La culture soignante qu’elle s’approprie peu à peu diffère de celle au Québec. Là-bas, une infirmière travaillant dans un centre de santé communautaire peut initier la contraception, la vaccination et d’autres actes considérés comme « médicaux » dans les régions les plus isolées. Isabelle était aussi habituée à ce que la question du niveau de réanimation souhaité par les patients soit abordée très tôt, sans tabou, ce qui n’est pas forcément le cas en France. Le partage de l’information entre soignants et avec les patients s’exerce aussi de manière moins formalisée et directe qu’au Québec. Les collègues d’Isabelle répondent volontiers à ses questions. « Il y a beaucoup d’entraide et un bon esprit d’équipe, indique-t-elle . Nous avons de très bonnes relations. » Pour éviter les quiproquos, « j’insiste pour que mes collègues me fassent répéter ce que je dis en cas de doute, raconte l’infirmière. Parfois, nous parlons de la même chose mais nous ne le savons pas ». Par exemple, ce qu’elle appelle « culotte d’incontinence » est une simple couche pour ses collègues françaises.

Même si elle se sent à l’aise, Isabelle se verrait bien découvrir d’autres modes d’exercice, d’autres types d’établissements, ou se former, en France, aux soins de plaies et à la relation d’aide. Histoire d’enrichir encore son parcours de nouvelles aventures…

1- Cette formation collégiale (3 ans) permet aux diplômés d’exercer en tant qu’infirmière en soins généraux, dans des services de médecine chirurgie ou de soins de longue durée. Le baccalauréat en Sciences infirmières (2 à 3 ans) ouvre, lui, à la carrière d’infirmière clinicienne, dont les attributions sont plus étendues et les soins plus complexes.

MOMENTS CLÉS

2000-2003 Emploi de graphiste à la fin de ses études de graphisme.

2003-2006 Études collégiales d’infirmière.

2006-2008 Infirmière en médecine-chirurgie.

2008-2010 Baccalauréat en Sciences infirmières.

2010 Premier voyage en France.

2010-2012 Conseillère en soins infirmiers.

Janvier 2013 Installation à Limoux, en France.
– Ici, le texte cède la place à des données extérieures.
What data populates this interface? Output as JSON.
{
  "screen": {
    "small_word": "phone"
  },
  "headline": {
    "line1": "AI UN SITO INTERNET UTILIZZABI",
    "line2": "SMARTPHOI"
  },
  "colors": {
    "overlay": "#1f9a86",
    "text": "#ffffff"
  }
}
Août 2013 Déménagement à Pau.

Septembre 2013 Stage ARM.

2014 Validation du stage et premier emploi.

Une mobilité inégale

La France et le Québec ont conclu, en août 2010, un ARM censé faciliter les démarches et la mobilité des infirmières souhaitant travailler sur l’autre territoire. Il prévoit une équivalence entre le diplôme d’État français et le baccalauréat en Sciences infirmières québécois. Depuis avril 2014, le stage obligatoire de 75 jours pour les Québécoises est supprimé car « inutilement contraignant ». En 4 ans, 1 200 Françaises sont parties travailler au Québec, contre 14 Québécoises en France…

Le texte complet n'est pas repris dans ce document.